WATER••COLOUR, the new self-published zine by photographer Lucie Rox and makeup artist Crystabel Riley, is a surreal, boundary-pushing exploration of all that beauty can represent – in another dimension. Full of striking imagery, it’s a labour of love loosely based on Rivers Solomon’s award-winning fantasy novel, The Deep (2019).
“The book’s storyline is derived from the Afrofuturist mythology created by [Detroit electronic music duo] Drexciya, which imagines an underwater world populated by the unborn children of pregnant African women who were thrown off slave ships,” 29-year-old Rox says. “They became a new hybrid species of their own; human but having learned to breathe underwater.” These elements coalesced to form new ideas around Black skin and make-up, and how these could connect visually.
As long-time friends and collaborators, Rox and Riley got thinking about what these mythical underwater creatures might look like, intertwined with their surroundings, beautiful to the point of myth.

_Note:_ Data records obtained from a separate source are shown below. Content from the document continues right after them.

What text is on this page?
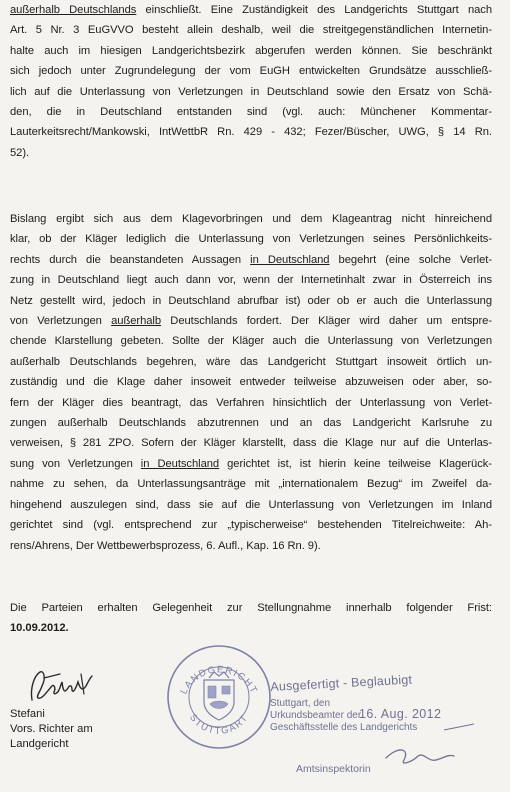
außerhalb Deutschlands einschließt. Eine Zuständigkeit des Landgerichts Stuttgart nach
Art. 5 Nr. 3 EuGVVO besteht allein deshalb, weil die streitgegenständlichen Internetin-
halte auch im hiesigen Landgerichtsbezirk abgerufen werden können. Sie beschränkt
sich jedoch unter Zugrundelegung der vom EuGH entwickelten Grundsätze ausschließ-
lich auf die Unterlassung von Verletzungen in Deutschland sowie den Ersatz von Schä-
den, die in Deutschland entstanden sind (vgl. auch: Münchener Kommentar-
Lauterkeitsrecht/Mankowski, IntWettbR Rn. 429 - 432; Fezer/Büscher, UWG, § 14 Rn.
52).
Bislang ergibt sich aus dem Klagevorbringen und dem Klageantrag nicht hinreichend
klar, ob der Kläger lediglich die Unterlassung von Verletzungen seines Persönlichkeits-
rechts durch die beanstandeten Aussagen in Deutschland begehrt (eine solche Verlet-
zung in Deutschland liegt auch dann vor, wenn der Internetinhalt zwar in Österreich ins
Netz gestellt wird, jedoch in Deutschland abrufbar ist) oder ob er auch die Unterlassung
von Verletzungen außerhalb Deutschlands fordert. Der Kläger wird daher um entspre-
chende Klarstellung gebeten. Sollte der Kläger auch die Unterlassung von Verletzungen
außerhalb Deutschlands begehren, wäre das Landgericht Stuttgart insoweit örtlich un-
zuständig und die Klage daher insoweit entweder teilweise abzuweisen oder aber, so-
fern der Kläger dies beantragt, das Verfahren hinsichtlich der Unterlassung von Verlet-
zungen außerhalb Deutschlands abzutrennen und an das Landgericht Karlsruhe zu
verweisen, § 281 ZPO. Sofern der Kläger klarstellt, dass die Klage nur auf die Unterlas-
sung von Verletzungen in Deutschland gerichtet ist, ist hierin keine teilweise Klagerück-
nahme zu sehen, da Unterlassungsanträge mit „internationalem Bezug“ im Zweifel da-
hingehend auszulegen sind, dass sie auf die Unterlassung von Verletzungen im Inland
gerichtet sind (vgl. entsprechend zur „typischerweise“ bestehenden Titelreichweite: Ah-
rens/Ahrens, Der Wettbewerbsprozess, 6. Aufl., Kap. 16 Rn. 9).
Die Parteien erhalten Gelegenheit zur Stellungnahme innerhalb folgender Frist:
10.09.2012.
Stefani
Vors. Richter am
Landgericht
LANDGERICHT
STUTTGART
Ausgefertigt - Beglaubigt
Stuttgart, den
Urkundsbeamter der
Geschäftsstelle des Landgerichts
16. Aug. 2012
Amtsinspektorin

After a trip to the darkroom, Rox – who was born in Marseille and grew up in Brittany before eventually moving to London – couldn’t quite shake the feeling that the images were too good for a simple Instagram post. Instead, she decided that putting together a zine would be the best, most natural way to conclude the project, pulling in her favourite London-based designers along for the ride, too. Sinéad O’Dwyer, Supriya Lele, Di Petsa and Alighieri’s garments feature throughout its pages.
With more time on her hands over lockdown, WATER••COLOUR became a passion project Rox was yearning to sink her teeth into, having spent much of her previous time on commercial work. “Suddenly, I had the space to reconnect with my own ideas and new directions I wanted to take,” she says. “I found there was a real chasm between the work I was imagining in my head, and the stuff I was producing.”
Rox hopes others will recognise “the beauty in these characters, and that they can have as much fun with WATER••COLOUR as we did creating it.” If that weren’t enough, she’ll also be showing work as part of photographer Ronan McKenzie’s The Self Portrait exhibition, on 13th May. Expect collage, fresh techniques and plenty of otherworldly work by Black female image-makers.